BT2i et JV Group : futurs leaders des productions en petites séries pour l'aéronautique ?

Maxime Giraudeau

Maxime Giraudeau
Après une période de remous, la filière aéronautique et spatiale remet les gaz. Et inscrit sa croissance retrouvée dans une tendance de fond : les synergies entre industriels. C'est ainsi que les fabricants BT2i et JV Group, implantés dans le Sud-Ouest, ont annoncé un rapprochement ce 21 juin. Le second va devenir filiale du premier à travers une opération pilotée par Tikehau Capital, gestionnaire d'actifs, seul actionnaire de JV Group et majoritaire de BT2i.
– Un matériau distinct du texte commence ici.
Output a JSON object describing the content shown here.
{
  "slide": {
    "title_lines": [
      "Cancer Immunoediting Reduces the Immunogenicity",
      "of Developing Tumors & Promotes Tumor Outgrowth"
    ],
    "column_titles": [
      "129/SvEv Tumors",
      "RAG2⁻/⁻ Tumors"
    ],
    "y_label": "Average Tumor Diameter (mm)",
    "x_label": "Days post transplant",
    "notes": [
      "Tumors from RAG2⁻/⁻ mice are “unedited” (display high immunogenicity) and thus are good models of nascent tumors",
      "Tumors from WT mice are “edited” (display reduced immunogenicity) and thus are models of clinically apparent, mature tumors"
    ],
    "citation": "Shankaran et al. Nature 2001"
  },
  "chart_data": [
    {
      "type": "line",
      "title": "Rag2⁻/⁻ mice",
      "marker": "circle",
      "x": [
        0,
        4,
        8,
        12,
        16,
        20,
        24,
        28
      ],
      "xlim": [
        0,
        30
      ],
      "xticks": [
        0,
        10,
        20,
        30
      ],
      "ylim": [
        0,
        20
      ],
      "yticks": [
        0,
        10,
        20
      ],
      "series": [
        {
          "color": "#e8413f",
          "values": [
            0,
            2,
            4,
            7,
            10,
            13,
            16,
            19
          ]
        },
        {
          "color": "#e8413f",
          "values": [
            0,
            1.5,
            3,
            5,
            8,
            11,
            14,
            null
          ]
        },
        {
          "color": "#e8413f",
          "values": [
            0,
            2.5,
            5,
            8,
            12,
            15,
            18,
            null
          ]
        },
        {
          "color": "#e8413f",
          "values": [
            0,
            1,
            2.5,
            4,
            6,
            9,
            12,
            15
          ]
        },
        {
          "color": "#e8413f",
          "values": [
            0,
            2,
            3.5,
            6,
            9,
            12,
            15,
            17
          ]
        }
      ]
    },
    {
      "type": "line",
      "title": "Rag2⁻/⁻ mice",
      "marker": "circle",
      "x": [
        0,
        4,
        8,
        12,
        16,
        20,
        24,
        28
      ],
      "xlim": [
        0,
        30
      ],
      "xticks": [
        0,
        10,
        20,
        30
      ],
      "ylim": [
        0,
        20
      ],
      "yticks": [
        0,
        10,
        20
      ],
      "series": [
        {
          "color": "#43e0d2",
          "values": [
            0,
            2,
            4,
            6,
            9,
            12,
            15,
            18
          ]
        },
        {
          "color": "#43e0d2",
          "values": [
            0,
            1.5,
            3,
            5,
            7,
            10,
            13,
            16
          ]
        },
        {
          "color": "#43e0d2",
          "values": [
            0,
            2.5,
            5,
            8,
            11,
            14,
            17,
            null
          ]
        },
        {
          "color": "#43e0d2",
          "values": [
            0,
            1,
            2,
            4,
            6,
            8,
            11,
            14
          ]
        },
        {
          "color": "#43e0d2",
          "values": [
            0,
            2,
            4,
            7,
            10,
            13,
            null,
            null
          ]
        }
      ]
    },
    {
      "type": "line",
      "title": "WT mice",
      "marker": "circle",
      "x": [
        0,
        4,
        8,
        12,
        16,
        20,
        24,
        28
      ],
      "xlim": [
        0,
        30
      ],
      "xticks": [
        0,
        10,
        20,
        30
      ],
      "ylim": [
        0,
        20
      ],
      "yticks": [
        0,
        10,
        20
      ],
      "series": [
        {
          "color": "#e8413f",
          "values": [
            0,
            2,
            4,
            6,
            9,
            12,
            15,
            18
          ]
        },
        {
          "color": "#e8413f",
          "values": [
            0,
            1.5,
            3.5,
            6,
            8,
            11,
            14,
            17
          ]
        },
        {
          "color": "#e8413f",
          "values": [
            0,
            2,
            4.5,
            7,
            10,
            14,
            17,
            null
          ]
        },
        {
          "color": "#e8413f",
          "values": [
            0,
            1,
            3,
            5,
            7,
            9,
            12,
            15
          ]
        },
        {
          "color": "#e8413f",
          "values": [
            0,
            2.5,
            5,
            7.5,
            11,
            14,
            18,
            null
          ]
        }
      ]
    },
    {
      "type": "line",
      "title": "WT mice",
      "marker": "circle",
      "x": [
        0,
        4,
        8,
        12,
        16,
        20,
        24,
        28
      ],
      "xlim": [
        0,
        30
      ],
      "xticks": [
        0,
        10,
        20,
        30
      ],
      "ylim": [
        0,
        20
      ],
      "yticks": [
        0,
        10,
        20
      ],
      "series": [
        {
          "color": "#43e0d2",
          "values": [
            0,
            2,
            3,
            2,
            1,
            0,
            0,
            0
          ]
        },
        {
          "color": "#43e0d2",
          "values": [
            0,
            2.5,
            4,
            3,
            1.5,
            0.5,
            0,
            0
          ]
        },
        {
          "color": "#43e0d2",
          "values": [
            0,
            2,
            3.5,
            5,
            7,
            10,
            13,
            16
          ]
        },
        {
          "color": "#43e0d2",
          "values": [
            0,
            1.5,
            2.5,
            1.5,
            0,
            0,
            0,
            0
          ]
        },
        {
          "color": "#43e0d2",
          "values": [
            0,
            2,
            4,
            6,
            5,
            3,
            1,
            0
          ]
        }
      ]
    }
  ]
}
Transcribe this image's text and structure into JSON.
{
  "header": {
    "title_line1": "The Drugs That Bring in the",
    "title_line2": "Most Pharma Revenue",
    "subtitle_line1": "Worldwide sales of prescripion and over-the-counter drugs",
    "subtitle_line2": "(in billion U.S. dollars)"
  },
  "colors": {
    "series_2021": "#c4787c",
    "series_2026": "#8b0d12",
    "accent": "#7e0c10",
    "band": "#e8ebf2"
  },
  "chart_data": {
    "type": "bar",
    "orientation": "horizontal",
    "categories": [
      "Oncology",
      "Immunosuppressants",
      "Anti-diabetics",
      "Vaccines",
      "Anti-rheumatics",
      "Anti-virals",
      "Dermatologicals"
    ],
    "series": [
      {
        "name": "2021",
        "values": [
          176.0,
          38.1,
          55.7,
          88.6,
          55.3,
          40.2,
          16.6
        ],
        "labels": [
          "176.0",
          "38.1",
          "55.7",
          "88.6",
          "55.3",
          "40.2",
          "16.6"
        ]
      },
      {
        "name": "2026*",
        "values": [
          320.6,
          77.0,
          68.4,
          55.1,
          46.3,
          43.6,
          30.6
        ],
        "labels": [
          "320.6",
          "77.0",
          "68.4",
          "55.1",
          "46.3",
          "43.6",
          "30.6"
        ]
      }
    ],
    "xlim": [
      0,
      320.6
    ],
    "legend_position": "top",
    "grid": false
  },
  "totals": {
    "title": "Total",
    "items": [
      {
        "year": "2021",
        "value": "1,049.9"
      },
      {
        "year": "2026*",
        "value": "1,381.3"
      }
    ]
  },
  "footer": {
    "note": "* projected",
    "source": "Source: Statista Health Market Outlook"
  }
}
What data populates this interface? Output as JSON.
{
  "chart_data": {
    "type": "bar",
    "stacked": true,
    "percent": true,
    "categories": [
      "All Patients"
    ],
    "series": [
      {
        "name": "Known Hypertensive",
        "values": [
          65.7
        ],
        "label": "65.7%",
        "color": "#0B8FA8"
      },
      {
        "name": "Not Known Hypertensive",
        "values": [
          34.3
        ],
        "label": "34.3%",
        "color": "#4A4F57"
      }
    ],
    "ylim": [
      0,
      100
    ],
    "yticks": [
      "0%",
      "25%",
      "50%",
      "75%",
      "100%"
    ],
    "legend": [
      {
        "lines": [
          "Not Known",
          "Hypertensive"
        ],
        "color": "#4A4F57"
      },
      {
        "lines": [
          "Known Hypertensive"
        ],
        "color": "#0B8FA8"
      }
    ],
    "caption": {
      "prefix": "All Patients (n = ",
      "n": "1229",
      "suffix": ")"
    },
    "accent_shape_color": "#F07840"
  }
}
Un rapprochement qui se veut avant tout « juridique et contextuel », alors que chaque société dispose de quatre sites industriels. « On sort tous du Covid avec des blessures, l'idée est d'être plus solides et adossés à un fonds qui nous donne des capacités d'investissement », explique Jean-François Auger, directeur commercial de JV Group.
Les deux sociétés vont être complémentaires puisqu'elles sont présentes sur des marchés différents. JV Group fabrique des prototypes et petites séries de pièces métalliques et composites pour les secteurs défense et spatial. Elle intervient également dans l'aménagement de l'intérieur des cabines d'avions pour l'aéronautique. L'entreprise emploie 240 personnes sur quatre sites (Artigues-près-Bordeaux, Eysines, Saintes et Montauban) pour un chiffre d'affaires de 28 millions d'euros en 2022. De son côté, BT2i est spécialisé sur la structure d'avions et hélicoptères dans le domaine de la défense, notamment pour Dassault et Airbus. L'entreprise emploie 650 personnes sur ses quatre sites (Rochefort, Serres-Castet, Toulouse et Bizerte en Tunisie).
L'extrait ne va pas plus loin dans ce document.